When I was a radar engineer with the RAAF in the early 90’s, I marvelled at a thing they called PAR (or Precision Approach Radar). It was unique because it allowed an air traffic controller to get an aircraft down in really bad weather, within a few inches of the runway centreline. The only visuals the controller had were 2 cathode ray scopes, one for elevation and the other for direction. The former had a glide path line etched on it and the later a heading line. All the controller had to do was to issue instructions to the pilot to keep the aircraft blip on each line. “Up”, “down”, “left” or “right” was enough, and an aircraft could be brought down safely in zero visibility. By the mid 90’s, PAR was replaced by ILS/TLS (or Instrument/Transponder Landing System) and the onus switched from controller to the pilot for getting aircraft position right when landing in bad weather.
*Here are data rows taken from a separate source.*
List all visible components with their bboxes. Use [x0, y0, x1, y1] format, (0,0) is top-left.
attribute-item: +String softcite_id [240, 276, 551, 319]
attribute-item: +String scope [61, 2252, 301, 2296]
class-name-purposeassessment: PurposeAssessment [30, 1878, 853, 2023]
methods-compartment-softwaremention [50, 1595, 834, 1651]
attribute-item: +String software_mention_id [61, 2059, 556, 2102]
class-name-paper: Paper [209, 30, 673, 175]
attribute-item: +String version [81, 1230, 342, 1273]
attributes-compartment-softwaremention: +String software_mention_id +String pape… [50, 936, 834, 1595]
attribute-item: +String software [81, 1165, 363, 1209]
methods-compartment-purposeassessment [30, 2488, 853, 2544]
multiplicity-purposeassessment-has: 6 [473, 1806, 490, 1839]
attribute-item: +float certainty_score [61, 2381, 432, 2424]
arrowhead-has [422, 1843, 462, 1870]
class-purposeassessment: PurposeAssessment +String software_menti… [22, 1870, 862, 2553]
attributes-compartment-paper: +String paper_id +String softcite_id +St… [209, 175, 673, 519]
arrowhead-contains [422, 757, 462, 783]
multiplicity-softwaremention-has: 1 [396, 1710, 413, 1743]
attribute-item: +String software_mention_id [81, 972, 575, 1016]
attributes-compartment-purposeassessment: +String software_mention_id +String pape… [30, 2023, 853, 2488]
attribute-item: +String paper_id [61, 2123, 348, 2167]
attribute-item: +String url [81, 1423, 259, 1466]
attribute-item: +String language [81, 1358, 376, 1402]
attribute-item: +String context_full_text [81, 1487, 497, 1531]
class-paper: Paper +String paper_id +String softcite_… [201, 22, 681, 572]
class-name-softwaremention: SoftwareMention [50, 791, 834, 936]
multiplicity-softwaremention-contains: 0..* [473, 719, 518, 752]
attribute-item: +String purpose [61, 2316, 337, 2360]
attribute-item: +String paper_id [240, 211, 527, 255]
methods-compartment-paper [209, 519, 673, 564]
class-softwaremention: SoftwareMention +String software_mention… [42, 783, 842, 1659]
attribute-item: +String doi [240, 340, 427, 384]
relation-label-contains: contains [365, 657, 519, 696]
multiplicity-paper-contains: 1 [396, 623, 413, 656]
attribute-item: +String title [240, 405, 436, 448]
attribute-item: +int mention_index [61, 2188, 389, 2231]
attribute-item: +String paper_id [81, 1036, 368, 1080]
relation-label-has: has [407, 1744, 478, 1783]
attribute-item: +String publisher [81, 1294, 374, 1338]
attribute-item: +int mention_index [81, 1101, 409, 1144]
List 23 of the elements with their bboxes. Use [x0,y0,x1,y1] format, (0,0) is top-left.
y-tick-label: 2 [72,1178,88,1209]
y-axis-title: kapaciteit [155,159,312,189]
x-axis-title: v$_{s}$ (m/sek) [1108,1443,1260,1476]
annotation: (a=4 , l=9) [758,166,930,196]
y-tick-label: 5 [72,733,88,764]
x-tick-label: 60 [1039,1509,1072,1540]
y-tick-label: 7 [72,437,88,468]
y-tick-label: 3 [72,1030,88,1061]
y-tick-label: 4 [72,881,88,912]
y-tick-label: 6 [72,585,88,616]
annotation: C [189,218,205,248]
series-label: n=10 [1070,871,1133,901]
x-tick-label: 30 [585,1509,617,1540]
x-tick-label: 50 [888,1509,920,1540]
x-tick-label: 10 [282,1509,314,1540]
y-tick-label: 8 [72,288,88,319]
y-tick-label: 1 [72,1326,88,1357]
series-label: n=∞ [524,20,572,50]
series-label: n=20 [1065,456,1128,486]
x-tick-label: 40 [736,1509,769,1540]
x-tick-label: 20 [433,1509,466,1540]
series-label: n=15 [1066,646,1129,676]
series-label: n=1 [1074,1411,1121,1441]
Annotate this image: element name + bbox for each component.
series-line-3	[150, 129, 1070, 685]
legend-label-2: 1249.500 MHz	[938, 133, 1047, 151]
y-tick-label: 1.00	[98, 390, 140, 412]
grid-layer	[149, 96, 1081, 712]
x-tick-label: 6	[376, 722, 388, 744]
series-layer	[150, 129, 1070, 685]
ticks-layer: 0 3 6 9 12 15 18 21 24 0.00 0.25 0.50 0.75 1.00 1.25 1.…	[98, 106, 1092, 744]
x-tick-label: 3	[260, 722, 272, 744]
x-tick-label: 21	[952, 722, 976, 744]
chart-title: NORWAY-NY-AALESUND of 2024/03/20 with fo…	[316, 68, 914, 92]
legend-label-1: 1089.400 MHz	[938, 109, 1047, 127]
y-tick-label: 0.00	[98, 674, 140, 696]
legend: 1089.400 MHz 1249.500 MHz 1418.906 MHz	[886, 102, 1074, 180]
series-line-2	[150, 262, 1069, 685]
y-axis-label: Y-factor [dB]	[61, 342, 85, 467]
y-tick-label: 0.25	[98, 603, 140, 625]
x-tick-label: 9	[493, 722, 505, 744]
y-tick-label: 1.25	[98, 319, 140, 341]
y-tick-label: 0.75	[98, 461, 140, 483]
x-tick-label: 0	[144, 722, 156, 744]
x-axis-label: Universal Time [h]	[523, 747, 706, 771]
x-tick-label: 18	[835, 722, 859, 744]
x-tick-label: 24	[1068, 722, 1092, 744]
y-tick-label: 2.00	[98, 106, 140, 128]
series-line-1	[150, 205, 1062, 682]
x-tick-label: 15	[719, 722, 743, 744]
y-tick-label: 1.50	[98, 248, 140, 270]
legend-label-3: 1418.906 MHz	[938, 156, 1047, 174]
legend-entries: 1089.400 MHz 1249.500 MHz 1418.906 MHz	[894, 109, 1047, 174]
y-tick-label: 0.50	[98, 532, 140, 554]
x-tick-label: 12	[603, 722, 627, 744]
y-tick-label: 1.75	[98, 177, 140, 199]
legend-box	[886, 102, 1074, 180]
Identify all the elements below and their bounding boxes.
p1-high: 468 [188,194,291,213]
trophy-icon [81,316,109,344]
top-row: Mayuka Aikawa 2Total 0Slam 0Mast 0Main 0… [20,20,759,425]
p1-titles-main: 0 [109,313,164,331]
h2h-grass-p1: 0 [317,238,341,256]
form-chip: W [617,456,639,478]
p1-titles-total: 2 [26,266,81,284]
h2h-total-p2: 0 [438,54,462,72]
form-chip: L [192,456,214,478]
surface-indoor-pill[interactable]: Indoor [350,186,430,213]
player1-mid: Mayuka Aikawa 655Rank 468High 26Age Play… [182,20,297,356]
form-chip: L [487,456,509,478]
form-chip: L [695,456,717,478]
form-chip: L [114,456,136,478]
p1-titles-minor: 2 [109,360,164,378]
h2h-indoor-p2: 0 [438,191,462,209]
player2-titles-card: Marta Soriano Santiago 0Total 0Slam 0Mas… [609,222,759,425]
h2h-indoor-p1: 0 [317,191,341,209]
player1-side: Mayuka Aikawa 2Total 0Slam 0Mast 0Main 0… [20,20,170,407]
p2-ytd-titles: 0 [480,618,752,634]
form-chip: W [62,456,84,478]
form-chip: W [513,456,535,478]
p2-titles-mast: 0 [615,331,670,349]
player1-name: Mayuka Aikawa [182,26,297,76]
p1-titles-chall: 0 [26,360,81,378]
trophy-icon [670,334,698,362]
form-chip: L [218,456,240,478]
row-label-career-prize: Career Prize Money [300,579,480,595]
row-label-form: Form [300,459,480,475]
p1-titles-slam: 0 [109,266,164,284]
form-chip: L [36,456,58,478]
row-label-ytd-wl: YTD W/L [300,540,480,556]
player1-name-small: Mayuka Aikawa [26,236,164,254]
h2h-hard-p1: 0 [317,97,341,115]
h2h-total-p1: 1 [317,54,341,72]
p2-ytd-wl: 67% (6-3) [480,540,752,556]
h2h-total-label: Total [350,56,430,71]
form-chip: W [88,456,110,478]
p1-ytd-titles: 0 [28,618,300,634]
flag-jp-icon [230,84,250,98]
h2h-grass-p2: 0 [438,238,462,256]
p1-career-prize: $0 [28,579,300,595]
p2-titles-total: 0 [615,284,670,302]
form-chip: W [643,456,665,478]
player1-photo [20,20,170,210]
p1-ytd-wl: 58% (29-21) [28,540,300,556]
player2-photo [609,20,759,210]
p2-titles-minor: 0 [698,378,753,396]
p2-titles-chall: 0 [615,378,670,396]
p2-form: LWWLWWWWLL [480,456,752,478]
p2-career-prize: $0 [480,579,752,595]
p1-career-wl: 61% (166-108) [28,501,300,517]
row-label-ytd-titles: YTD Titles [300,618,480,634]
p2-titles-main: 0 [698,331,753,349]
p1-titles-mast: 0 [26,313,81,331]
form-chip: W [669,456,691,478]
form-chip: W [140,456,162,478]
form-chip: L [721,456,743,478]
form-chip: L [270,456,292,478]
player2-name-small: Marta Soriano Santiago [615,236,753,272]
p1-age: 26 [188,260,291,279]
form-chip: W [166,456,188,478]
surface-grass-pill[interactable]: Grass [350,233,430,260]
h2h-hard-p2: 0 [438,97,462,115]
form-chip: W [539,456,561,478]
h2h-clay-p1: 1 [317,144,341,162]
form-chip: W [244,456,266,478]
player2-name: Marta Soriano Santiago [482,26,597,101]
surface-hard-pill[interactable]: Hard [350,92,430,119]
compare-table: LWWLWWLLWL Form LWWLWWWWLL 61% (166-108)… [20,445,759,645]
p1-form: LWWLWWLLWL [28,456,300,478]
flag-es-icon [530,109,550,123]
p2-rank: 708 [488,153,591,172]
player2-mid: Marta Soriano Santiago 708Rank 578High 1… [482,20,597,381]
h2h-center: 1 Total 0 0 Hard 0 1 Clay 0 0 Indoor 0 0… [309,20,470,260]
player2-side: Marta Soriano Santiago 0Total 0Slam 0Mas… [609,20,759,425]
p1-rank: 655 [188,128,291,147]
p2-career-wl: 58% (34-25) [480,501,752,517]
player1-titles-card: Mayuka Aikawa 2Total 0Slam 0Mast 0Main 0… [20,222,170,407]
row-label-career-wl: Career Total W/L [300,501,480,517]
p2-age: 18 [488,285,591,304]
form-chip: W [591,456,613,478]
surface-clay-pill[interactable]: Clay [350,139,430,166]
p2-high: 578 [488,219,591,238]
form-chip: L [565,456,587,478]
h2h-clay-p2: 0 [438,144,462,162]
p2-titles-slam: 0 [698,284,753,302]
We are in the middle of a shift of responsibility too in IT, from centralised to decentralised control – where centralised systems are giving way to the microservices approach. If you are keen on IT architectures then take a look at this explanation from doyen Martin Fowler. Moving from centralised to decentralised means that control becomes more difficult and needs careful consideration in architecture design, as explained in this talk by Bernd Rucker.

Don’t worry though – we are not losing ‘…that lovin feeling’ for centralised systems. They will always be in the mix. But, as Maverick and Goose said in the original movie, we have ‘…a need, a need for speed’ [cheesy high five goes here] – in delivering systems changes. And microservices are one way to achieve this.